Modeling Chemical Reactions in Condensed Phases
Studying chemical reactions in condensed phases—particularly liquids—is vital across many scientific domains. However, these complex processes can sometimes be difficult to characterize experimentally, highlighting the need for robust and predictive theoretical frameworks capable of capturing chemical reactivity in condensed phases on nanosecond timescales. Achieving computationally efficient yet predictive simulations necessitates accurate modeling of intermolecular interactions at the gas-phase clusters, which can subsequently be translated into reliable condensed-phase descriptions. To address this challenge, our research combines high-level quantum chemical methods with advanced machine-learning architectures. This synergistic approach captures subtle intermolecular interactions across phases and enables efficient, predictive simulations of condensed-phase processes. By coupling these machine-learned potentials with enhanced sampling techniques, we systematically explore reaction pathways and free-energy landscapes, enabling realistic and accurate modeling of chemical reactions in condensed environments under diverse conditions.

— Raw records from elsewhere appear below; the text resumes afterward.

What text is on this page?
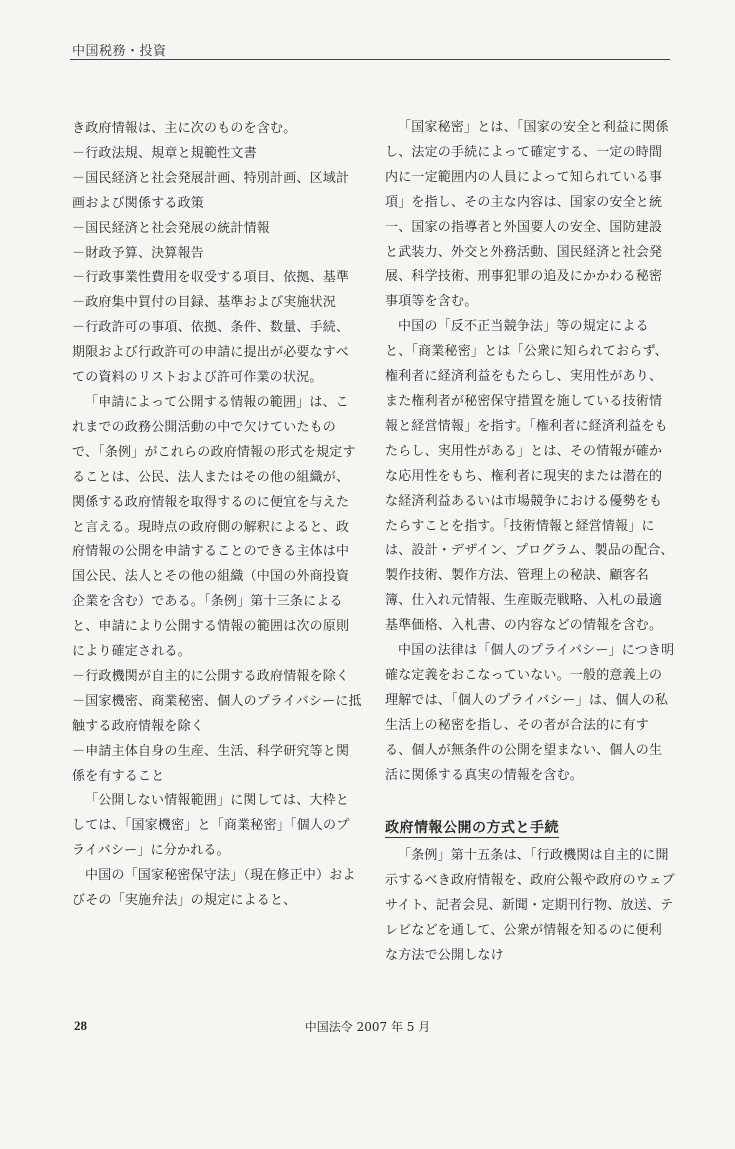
中国税務・投資

き政府情報は、主に次のものを含む。

－行政法規、規章と規範性文書

－国民経済と社会発展計画、特別計画、区域計画および関係する政策

－国民経済と社会発展の統計情報

－財政予算、決算報告

－行政事業性費用を収受する項目、依拠、基準

－政府集中買付の目録、基準および実施状況

－行政許可の事項、依拠、条件、数量、手続、期限および行政許可の申請に提出が必要なすべての資料のリストおよび許可作業の状況。

「申請によって公開する情報の範囲」は、これまでの政務公開活動の中で欠けていたもので、「条例」がこれらの政府情報の形式を規定することは、公民、法人またはその他の組織が、関係する政府情報を取得するのに便宜を与えたと言える。現時点の政府側の解釈によると、政府情報の公開を申請することのできる主体は中国公民、法人とその他の組織（中国の外商投資企業を含む）である。「条例」第十三条によると、申請により公開する情報の範囲は次の原則により確定される。

－行政機関が自主的に公開する政府情報を除く

－国家機密、商業秘密、個人のプライバシーに抵触する政府情報を除く

－申請主体自身の生産、生活、科学研究等と関係を有すること

「公開しない情報範囲」に関しては、大枠としては、「国家機密」と「商業秘密」「個人のプライバシー」に分かれる。

中国の「国家秘密保守法」（現在修正中）およびその「実施弁法」の規定によると、

「国家秘密」とは、「国家の安全と利益に関係し、法定の手続によって確定する、一定の時間内に一定範囲内の人員によって知られている事項」を指し、その主な内容は、国家の安全と統一、国家の指導者と外国要人の安全、国防建設と武装力、外交と外務活動、国民経済と社会発展、科学技術、刑事犯罪の追及にかかわる秘密事項等を含む。

中国の「反不正当競争法」等の規定によると、「商業秘密」とは「公衆に知られておらず、権利者に経済利益をもたらし、実用性があり、また権利者が秘密保守措置を施している技術情報と経営情報」を指す。「権利者に経済利益をもたらし、実用性がある」とは、その情報が確かな応用性をもち、権利者に現実的または潜在的な経済利益あるいは市場競争における優勢をもたらすことを指す。「技術情報と経営情報」には、設計・デザイン、プログラム、製品の配合、製作技術、製作方法、管理上の秘訣、顧客名簿、仕入れ元情報、生産販売戦略、入札の最適基準価格、入札書、の内容などの情報を含む。

中国の法律は「個人のプライバシー」につき明確な定義をおこなっていない。一般的意義上の理解では、「個人のプライバシー」は、個人の私生活上の秘密を指し、その者が合法的に有する、個人が無条件の公開を望まない、個人の生活に関係する真実の情報を含む。

政府情報公開の方式と手続

「条例」第十五条は、「行政機関は自主的に開示するべき政府情報を、政府公報や政府のウェブサイト、記者会見、新聞・定期刊行物、放送、テレビなどを通して、公衆が情報を知るのに便利な方法で公開しなけ

28	中国法令 2007 年 5 月
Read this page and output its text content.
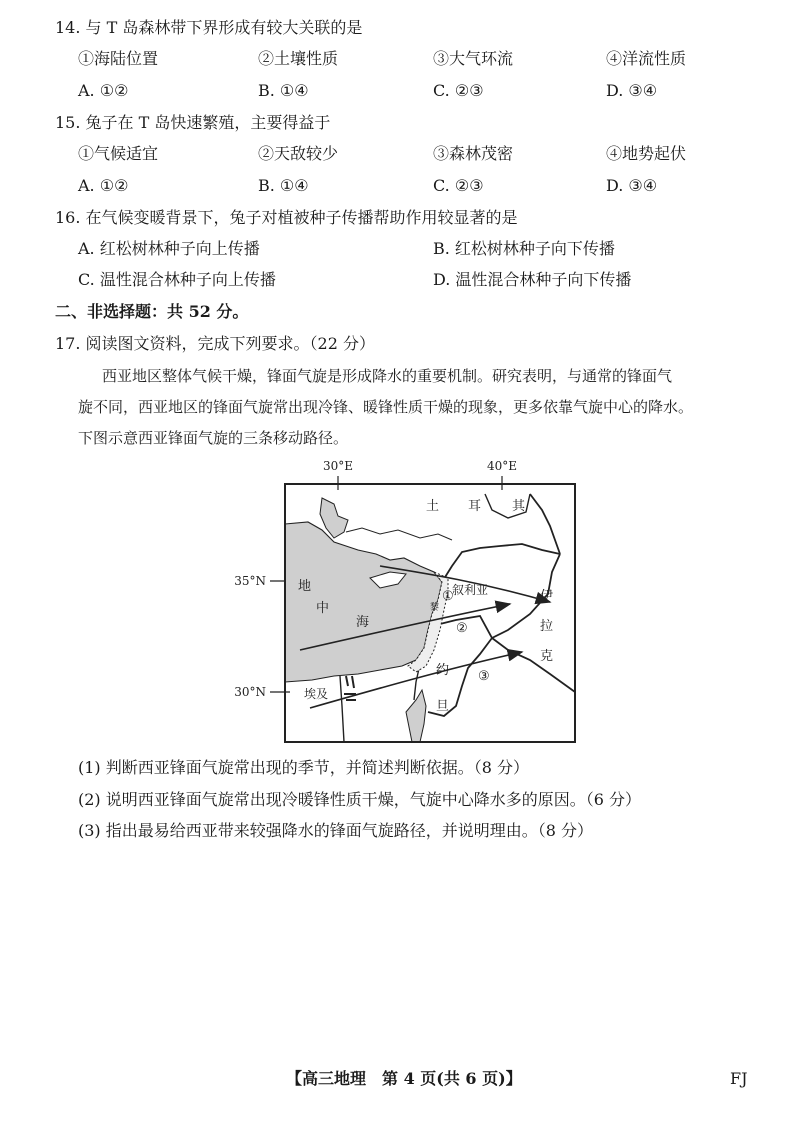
14. 与 T 岛森林带下界形成有较大关联的是
①海陆位置	②土壤性质	③大气环流	④洋流性质
A. ①②	B. ①④	C. ②③	D. ③④
15. 兔子在 T 岛快速繁殖，主要得益于
①气候适宜	②天敌较少	③森林茂密	④地势起伏
A. ①②	B. ①④	C. ②③	D. ③④
16. 在气候变暖背景下，兔子对植被种子传播帮助作用较显著的是
A. 红松树林种子向上传播	B. 红松树林种子向下传播
C. 温性混合林种子向上传播	D. 温性混合林种子向下传播
二、非选择题：共 52 分。
17. 阅读图文资料，完成下列要求。（22 分）
西亚地区整体气候干燥，锋面气旋是形成降水的重要机制。研究表明，与通常的锋面气
旋不同，西亚地区的锋面气旋常出现冷锋、暖锋性质干燥的现象，更多依靠气旋中心的降水。
下图示意西亚锋面气旋的三条移动路径。
30°E	40°E
35°N
30°N
土 耳 其
地
中
海
叙利亚	伊
拉
克
约
旦
埃及
黎
①
②
③
(1) 判断西亚锋面气旋常出现的季节，并简述判断依据。（8 分）
(2) 说明西亚锋面气旋常出现冷暖锋性质干燥，气旋中心降水多的原因。（6 分）
(3) 指出最易给西亚带来较强降水的锋面气旋路径，并说明理由。（8 分）
【高三地理　第 4 页(共 6 页)】	FJ
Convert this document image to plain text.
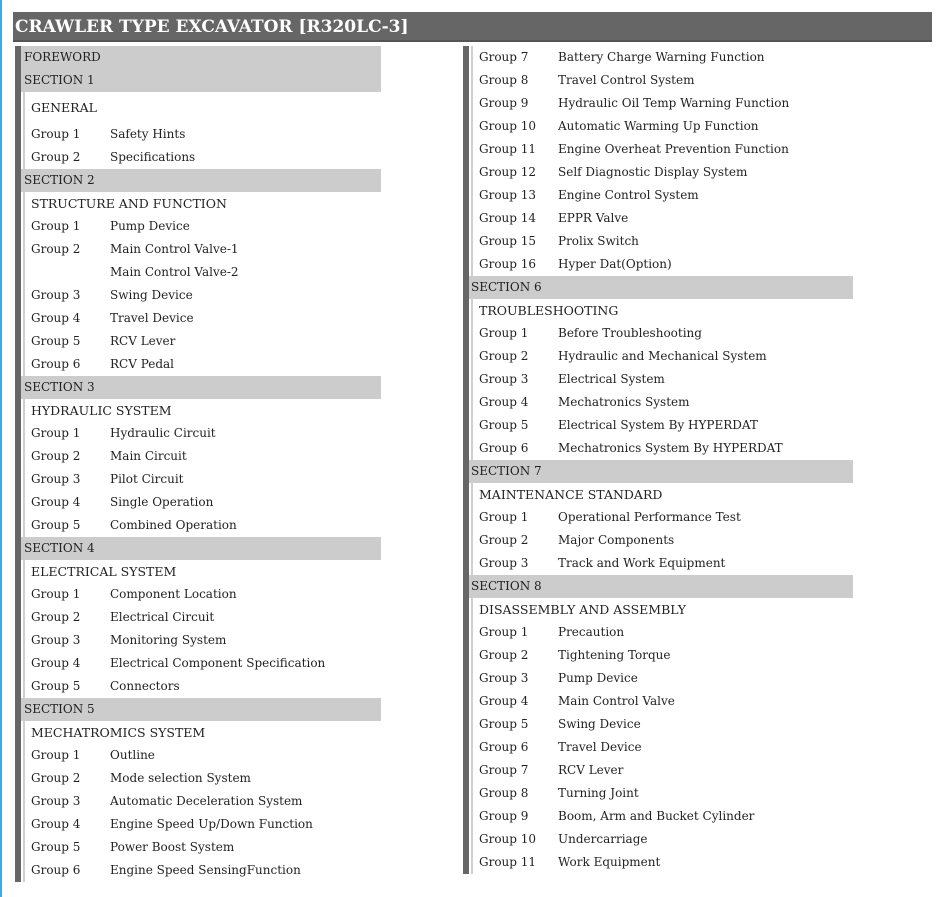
CRAWLER TYPE EXCAVATOR [R320LC-3]
FOREWORD
SECTION 1
GENERAL
Group 1 Safety Hints
Group 2 Specifications
SECTION 2
STRUCTURE AND FUNCTION
Group 1 Pump Device
Group 2 Main Control Valve-1
Main Control Valve-2
Group 3 Swing Device
Group 4 Travel Device
Group 5 RCV Lever
Group 6 RCV Pedal
SECTION 3
HYDRAULIC SYSTEM
Group 1 Hydraulic Circuit
Group 2 Main Circuit
Group 3 Pilot Circuit
Group 4 Single Operation
Group 5 Combined Operation
SECTION 4
ELECTRICAL SYSTEM
Group 1 Component Location
Group 2 Electrical Circuit
Group 3 Monitoring System
Group 4 Electrical Component Specification
Group 5 Connectors
SECTION 5
MECHATROMICS SYSTEM
Group 1 Outline
Group 2 Mode selection System
Group 3 Automatic Deceleration System
Group 4 Engine Speed Up/Down Function
Group 5 Power Boost System
Group 6 Engine Speed SensingFunction
Group 7 Battery Charge Warning Function
Group 8 Travel Control System
Group 9 Hydraulic Oil Temp Warning Function
Group 10 Automatic Warming Up Function
Group 11 Engine Overheat Prevention Function
Group 12 Self Diagnostic Display System
Group 13 Engine Control System
Group 14 EPPR Valve
Group 15 Prolix Switch
Group 16 Hyper Dat(Option)
SECTION 6
TROUBLESHOOTING
Group 1 Before Troubleshooting
Group 2 Hydraulic and Mechanical System
Group 3 Electrical System
Group 4 Mechatronics System
Group 5 Electrical System By HYPERDAT
Group 6 Mechatronics System By HYPERDAT
SECTION 7
MAINTENANCE STANDARD
Group 1 Operational Performance Test
Group 2 Major Components
Group 3 Track and Work Equipment
SECTION 8
DISASSEMBLY AND ASSEMBLY
Group 1 Precaution
Group 2 Tightening Torque
Group 3 Pump Device
Group 4 Main Control Valve
Group 5 Swing Device
Group 6 Travel Device
Group 7 RCV Lever
Group 8 Turning Joint
Group 9 Boom, Arm and Bucket Cylinder
Group 10 Undercarriage
Group 11 Work Equipment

Computational Modeling of Chemical Reactivity in Materials
Chemical reactions at material interfaces and heterogeneous surfaces play a vital role in advancing industrial processes and addressing global challenges in energy, environmental sustainability, and chemical manufacturing. Accurate computational modeling of these reactions not only reveals performance metrics of existing materials but also informs the rational design of next-generation catalysts with optimized efficiencies and tailored functionalities. Although quantum-mechanical methods are essential for capturing the bond rearrangements that occur during catalytic reactions, a full quantum-chemical treatment of extended materials systems remains computationally prohibitive. Our research focuses on developing methodologies that partition the system into a reactive center and an extended environment, allowing each to be described using computational approaches of appropriate accuracy and efficiency. When combined with proper sampling techniques, this strategy enables a detailed investigation of catalytic reactivity in materials—offering mechanistic insights into intermolecular interactions, reaction thermodynamics, and structure–property relationships.